[Childlessness, parental mortality and psychiatric illness: a natural experiment based on in vitro fertility treatment and adoption Online First doi 10.1136/jech-2012-201387]
Despite the popular belief among parents that having children shortens their lives, the reverse seems to be true, particularly for women, indicates a large study of childless couples, treated for infertility, and published online in the Journal of Epidemiology and Community Health.
The prevalence of mental ill health was also halved in couples who became adoptive parents, the study shows.
This is not the first time that childlessness has been linked with higher than expected death rates, say the authors.
But the link has traditionally been attributed to unhealthy behaviours and poor mental and physical health, and few studies have differentiated between voluntary and involuntary childlessness, they say.
The researchers base their findings on data obtained from various population registers in Denmark on births and deaths, assisted conception (IVF) procedures, hospital admissions, psychiatric service contacts, plus labour market statistics for the period from 1994 up to 2008.
Between 1994 and 2005, 21,276 childless couples were registered for IVF treatment; 15,210 children were born and 1564 adopted.
During the same period, a total of 96 women and 200 men died, corresponding to a death rate of 51 and 117 per 100, 000 person years, respectively. And 710 women and 553 men were diagnosed with a mental health problem, corresponding to rates of 385 and 299 per 100,000 person years, respectively.
Having a child cut the risk of early death, particularly among women, the analysis showed.
The early death rate from circulatory disease, cancers, and accidents among childless women was four times as high as that among those who gave birth to their own child, and 50% lower among women who adopted.

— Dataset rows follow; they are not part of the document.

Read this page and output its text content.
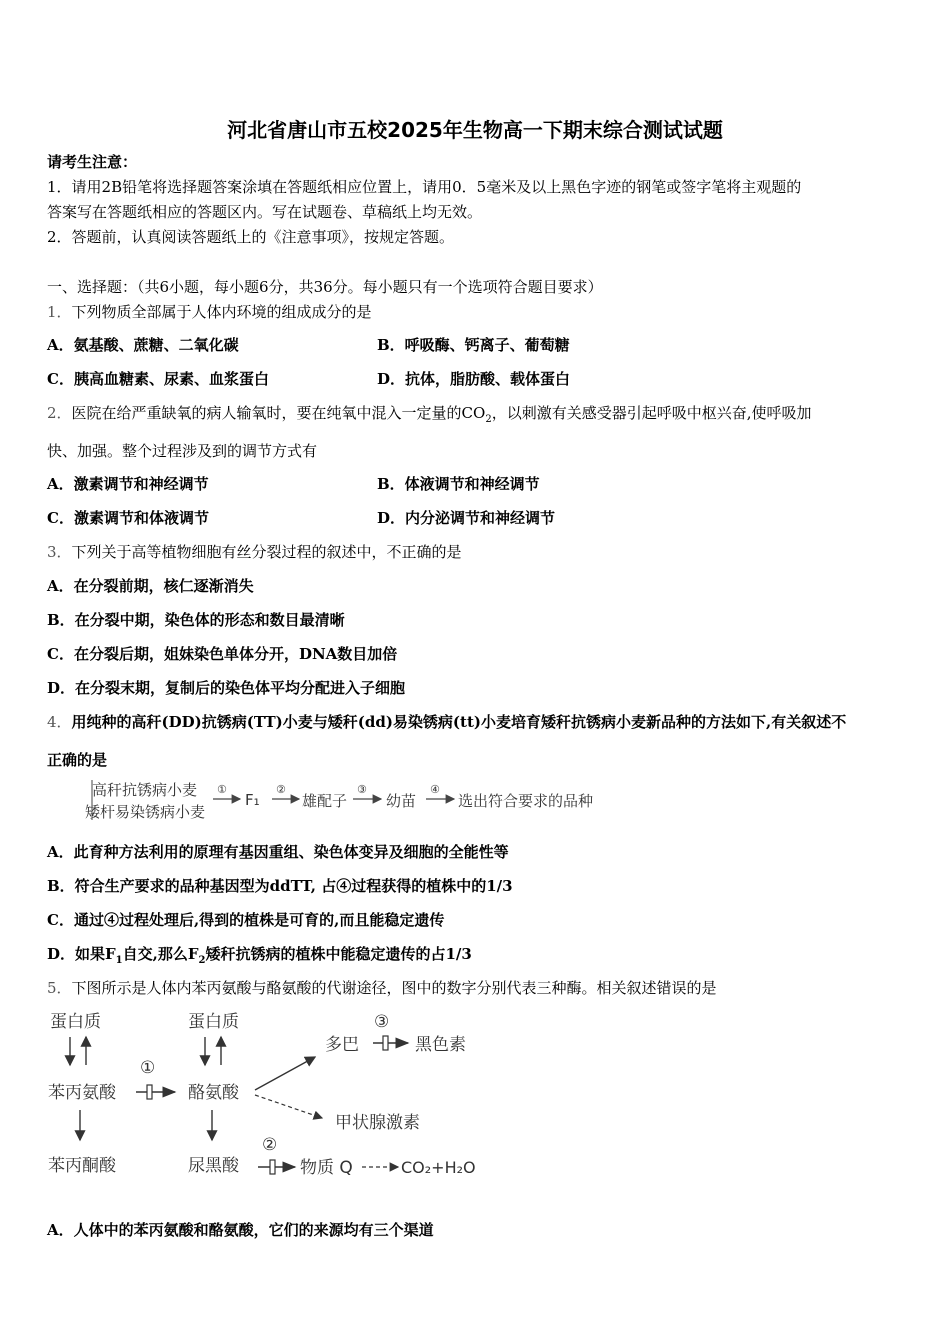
河北省唐山市五校2025年生物高一下期末综合测试试题
请考生注意：
1．请用2B铅笔将选择题答案涂填在答题纸相应位置上，请用0．5毫米及以上黑色字迹的钢笔或签字笔将主观题的
答案写在答题纸相应的答题区内。写在试题卷、草稿纸上均无效。
2．答题前，认真阅读答题纸上的《注意事项》，按规定答题。
一、选择题：（共6小题，每小题6分，共36分。每小题只有一个选项符合题目要求）
1．下列物质全部属于人体内环境的组成成分的是
A．氨基酸、蔗糖、二氧化碳	B．呼吸酶、钙离子、葡萄糖
C．胰高血糖素、尿素、血浆蛋白	D．抗体，脂肪酸、载体蛋白
2．医院在给严重缺氧的病人输氧时，要在纯氧中混入一定量的$CO_2$，以刺激有关感受器引起呼吸中枢兴奋,使呼吸加
快、加强。整个过程涉及到的调节方式有
A．激素调节和神经调节	B．体液调节和神经调节
C．激素调节和体液调节	D．内分泌调节和神经调节
3．下列关于高等植物细胞有丝分裂过程的叙述中，不正确的是
A．在分裂前期，核仁逐渐消失
B．在分裂中期，染色体的形态和数目最清晰
C．在分裂后期，姐妹染色单体分开，DNA数目加倍
D．在分裂末期，复制后的染色体平均分配进入子细胞
4．用纯种的高秆(DD)抗锈病(TT)小麦与矮秆(dd)易染锈病(tt)小麦培育矮秆抗锈病小麦新品种的方法如下,有关叙述不
正确的是
高秆抗锈病小麦
矮杆易染锈病小麦
①
F₁
②
雄配子
③
幼苗
④
选出符合要求的品种
A．此育种方法利用的原理有基因重组、染色体变异及细胞的全能性等
B．符合生产要求的品种基因型为ddTT, 占④过程获得的植株中的1/3
C．通过④过程处理后,得到的植株是可育的,而且能稳定遗传
D．如果$F_1$自交,那么$F_2$矮秆抗锈病的植株中能稳定遗传的占1/3
5．下图所示是人体内苯丙氨酸与酪氨酸的代谢途径，图中的数字分别代表三种酶。相关叙述错误的是
蛋白质
苯丙氨酸
苯丙酮酸
①
蛋白质
酪氨酸
尿黑酸
多巴
③
黑色素
甲状腺激素
②
物质 Q	CO₂+H₂O
A．人体中的苯丙氨酸和酪氨酸，它们的来源均有三个渠道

Similarly, rates of death were around twice as high among men who did not become parents, either biologically or through adoption.
Rates of mental ill health were similar between couples with and without children of their own, with the exception of those with drug and alcohol problems.
But the prevalence of mental illness in couples who adopted kids was around half that of other parents.
Taking account of influential factors, such as age, educational attainment, income and underlying illness had only a marginal impact on the findings.
"Mindful that association is not [the same thing as] causation, our results suggest that the mortality rates are higher in the childless," write the authors. "Rates of psychiatric illness do not appear to vary with childlessness, but the rate of psychiatric illness in parents who adopt is decreased," they add.